Russia's foreign ministry said Tuesday the EU sanctions were a "direct invitation for local Neo-Nazis" to continue their lawless acts in the southeast.
"If this is how someone in Brussels hopes to stabilize the situation in Ukraine, it is obvious evidence of a complete lack of understanding of the internal political situation ... and a direct invitation for the local neo-Nazis to continue to conduct lawlessness and reprisals against the peaceful population of the southeast,'' the foreign ministry said in a statement. "Are they not ashamed?''
Deputy Foreign Minister Grigory Karasin said separately that U.S. and EU sanctions were "an absolutely counterproductive, trite measure that will force the already critical situation in Ukraine into a dead end,'' state-run news agency RIA reported.
The United States and the EU issued targeted travel bans and asset freezes Monday. The list released by the EU Tuesday includes Russian Deputy Prime Minister Dmitry Kozak and General Valery Gerasimov, the chief of staff of Russia's armed forces. The seven officials and 17 companies targeted by the U.S. include President Vladimir Putin’s envoy to Crimea, the chief of the service protecting the Russian president and the head of Russia’s largest state-owned oil producer.

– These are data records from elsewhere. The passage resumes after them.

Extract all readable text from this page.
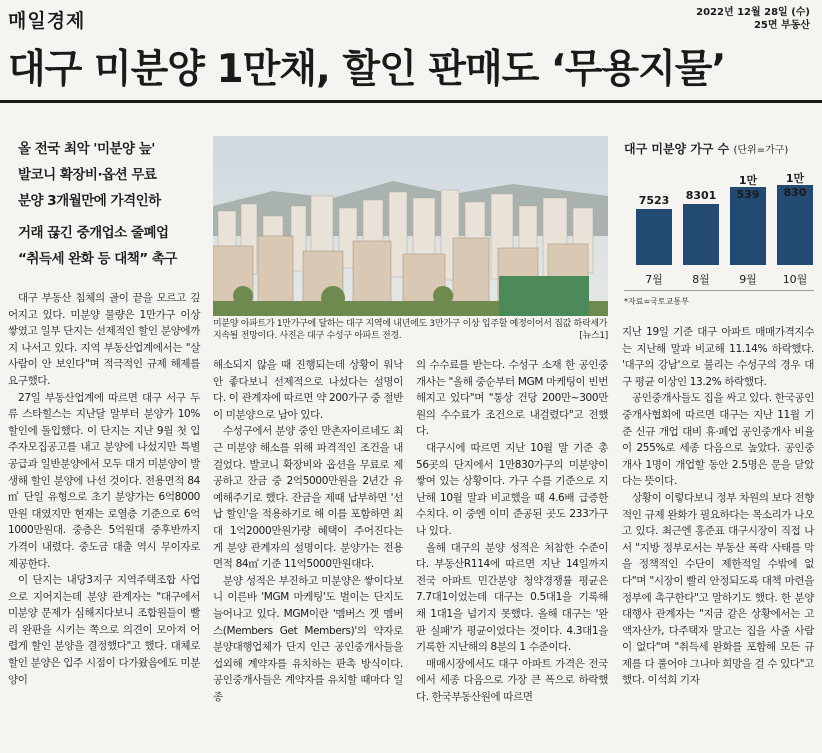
매일경제	2022년 12월 28일 (수)
25면 부동산
대구 미분양 1만채, 할인 판매도 ‘무용지물’
올 전국 최악 '미분양 늪'
발코니 확장비·옵션 무료
분양 3개월만에 가격인하
거래 끊긴 중개업소 줄폐업
“취득세 완화 등 대책” 촉구
미분양 아파트가 1만가구에 달하는 대구 지역에 내년에도 3만가구 이상 입주할 예정이어서 집값 하락세가 지속될 전망이다. 사진은 대구 수성구 아파트 전경.	[뉴스1]
대구 미분양 가구 수 (단위=가구)
7523
7월
8301
8월
1만539
9월
1만830
10월
*자료=국토교통부

대구 부동산 침체의 골이 끝을 모르고 깊어지고 있다. 미분양 물량은 1만가구 이상 쌓였고 일부 단지는 선제적인 할인 분양에까지 나서고 있다. 지역 부동산업계에서는 "살 사람이 안 보인다"며 적극적인 규제 해제를 요구했다.

27일 부동산업계에 따르면 대구 서구 두류 스타힐스는 지난달 말부터 분양가 10% 할인에 돌입했다. 이 단지는 지난 9월 첫 입주자모집공고를 내고 분양에 나섰지만 특별공급과 일반분양에서 모두 대거 미분양이 발생해 할인 분양에 나선 것이다. 전용면적 84㎡ 단일 유형으로 초기 분양가는 6억8000만원 대였지만 현재는 로열층 기준으로 6억 1000만원대. 중층은 5억원대 중후반까지 가격이 내렸다. 중도금 대출 역시 무이자로 제공한다.

이 단지는 내당3지구 지역주택조합 사업으로 지어지는데 분양 관계자는 "대구에서 미분양 문제가 심해지다보니 조합원들이 빨리 완판을 시키는 쪽으로 의견이 모아져 어렵게 할인 분양을 결정했다"고 했다. 대체로 할인 분양은 입주 시점이 다가왔음에도 미분양이

해소되지 않을 때 진행되는데 상황이 워낙 안 좋다보니 선제적으로 나섰다는 설명이다. 이 관계자에 따르면 약 200가구 중 절반이 미분양으로 남아 있다.

수성구에서 분양 중인 만촌자이르네도 최근 미분양 해소를 위해 파격적인 조건을 내걸었다. 발코니 확장비와 옵션을 무료로 제공하고 잔금 중 2억5000만원을 2년간 유예해주기로 했다. 잔금을 제때 납부하면 '선납 할인'을 적용하기로 해 이를 포함하면 최대 1억2000만원가량 혜택이 주어진다는 게 분양 관계자의 설명이다. 분양가는 전용면적 84㎡ 기준 11억5000만원대다.

분양 성적은 부진하고 미분양은 쌓이다보니 이른바 'MGM 마케팅'도 벌이는 단지도 늘어나고 있다. MGM이란 '멤버스 겟 멤버스(Members Get Members)'의 약자로 분양대행업체가 단지 인근 공인중개사들을 섭외해 계약자를 유치하는 판촉 방식이다. 공인중개사들은 계약자를 유치할 때마다 일종

의 수수료를 받는다. 수성구 소재 한 공인중개사는 "올해 중순부터 MGM 마케팅이 빈번해지고 있다"며 "통상 건당 200만~300만원의 수수료가 조건으로 내걸렸다"고 전했다.

대구시에 따르면 지난 10월 말 기준 총 56곳의 단지에서 1만830가구의 미분양이 쌓여 있는 상황이다. 가구 수를 기준으로 지난해 10월 말과 비교했을 때 4.6배 급증한 수치다. 이 중엔 이미 준공된 곳도 233가구나 있다.

올해 대구의 분양 성적은 처참한 수준이다. 부동산R114에 따르면 지난 14일까지 전국 아파트 민간분양 청약경쟁률 평균은 7.7대1이었는데 대구는 0.5대1을 기록해 채 1대1을 넘기지 못했다. 올해 대구는 '완판 실패'가 평균이었다는 것이다. 4.3대1을 기록한 지난해의 8분의 1 수준이다.

매매시장에서도 대구 아파트 가격은 전국에서 세종 다음으로 가장 큰 폭으로 하락했다. 한국부동산원에 따르면

지난 19일 기준 대구 아파트 매매가격지수는 지난해 말과 비교해 11.14% 하락했다. '대구의 강남'으로 불리는 수성구의 경우 대구 평균 이상인 13.2% 하락했다.

공인중개사들도 집을 싸고 있다. 한국공인중개사협회에 따르면 대구는 지난 11월 기준 신규 개업 대비 휴·폐업 공인중개사 비율이 255%로 세종 다음으로 높았다. 공인중개사 1명이 개업할 동안 2.5명은 문을 닫았다는 뜻이다.

상황이 이렇다보니 정부 차원의 보다 전향적인 규제 완화가 필요하다는 목소리가 나오고 있다. 최근엔 홍준표 대구시장이 직접 나서 "지방 정부로서는 부동산 폭락 사태를 막을 정책적인 수단이 제한적일 수밖에 없다"며 "시장이 빨리 안정되도록 대책 마련을 정부에 촉구한다"고 말하기도 했다. 한 분양대행사 관계자는 "지금 같은 상황에서는 고액자산가, 다주택자 말고는 집을 사줄 사람이 없다"며 "취득세 완화를 포함해 모든 규제를 다 풀어야 그나마 희망을 걸 수 있다"고 했다. 이석희 기자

The Kremlin is promising a "painful" response.
Japan on Tuesday said it would also deny visas to 23 Russians as part of its sanctions against Moscow for "infringing" on Ukraine's sovereignty. It did not identify those affected.

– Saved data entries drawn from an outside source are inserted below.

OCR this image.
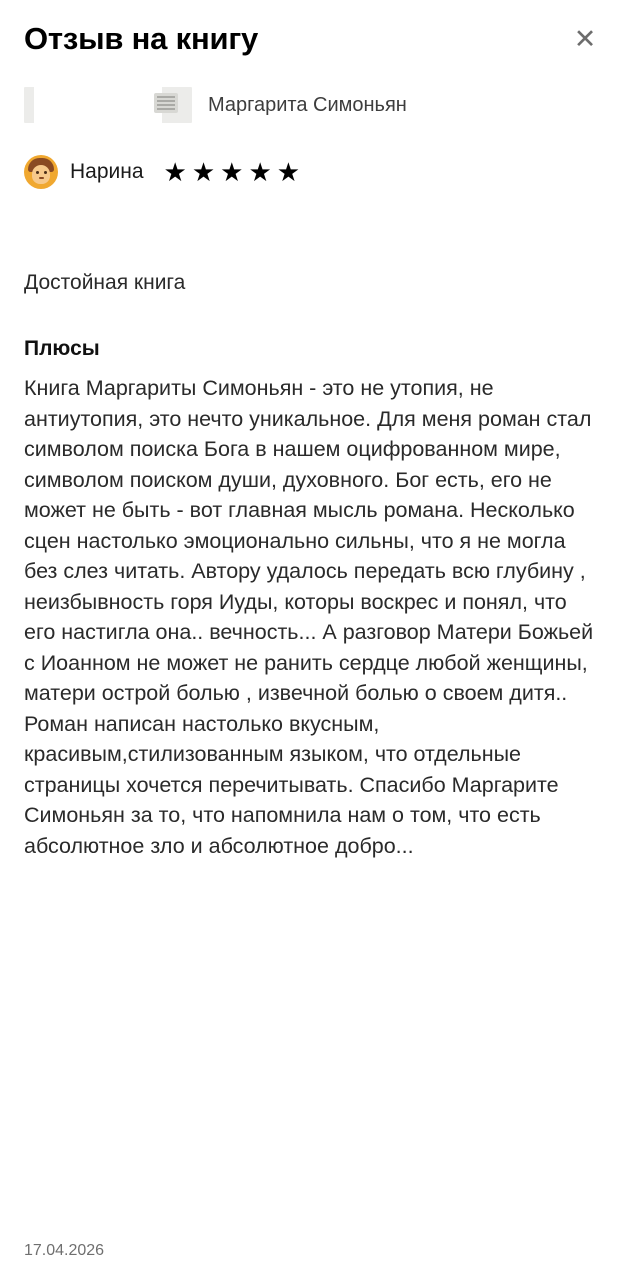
Отзыв на книгу	✕
Маргарита Симоньян
Нарина ★ ★ ★ ★ ★
Достойная книга
Плюсы
Книга Маргариты Симоньян - это не утопия, не антиутопия, это нечто уникальное. Для меня роман стал символом поиска Бога в нашем оцифрованном мире, символом поиском души, духовного. Бог есть, его не может не быть - вот главная мысль романа. Несколько сцен настолько эмоционально сильны, что я не могла без слез читать. Автору удалось передать всю глубину , неизбывность горя Иуды, которы воскрес и понял, что его настигла она.. вечность... А разговор Матери Божьей с Иоанном не может не ранить сердце любой женщины, матери острой болью , извечной болью о своем дитя.. Роман написан настолько вкусным, красивым,стилизованным языком, что отдельные страницы хочется перечитывать. Спасибо Маргарите Симоньян за то, что напомнила нам о том, что есть абсолютное зло и абсолютное добро...
17.04.2026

Meanwhile, the Pentagon says Russian Defense Minister Sergei Shoigu assured Defense Secretary Chuck Hagel that Russian forces will not invade eastern Ukraine.
The two spoke by telephone on Monday, with Hagel wanting clarification on Russia's intentions. Shoigu told Hagel that Russian troops had returned to barracks after conducting exercises on the Ukrainian border. But a NATO official told reporters Tuesday that NATO has seen no sign that the troops are withdrawing.
A Pentagon spokesman said Hagel emphasized how dangerous the situation is, and that Ukraine has the right to preserve law and order inside its borders.
Hagel also asked for Russian help in freeing seven European inspectors held by pro-Russian separatists in eastern Ukraine.
Pro-Russian gunmen took control of government buildings in the city of Kostyantynivka on Monday. Separatists are now in control of Ukrainian government buildings in at least 11 eastern and southern cities. They are demanding referendums on whether to secede from Ukraine and join Russia.
A similar vote in Crimea last month led to Russia's annexation of that Ukrainian peninsula.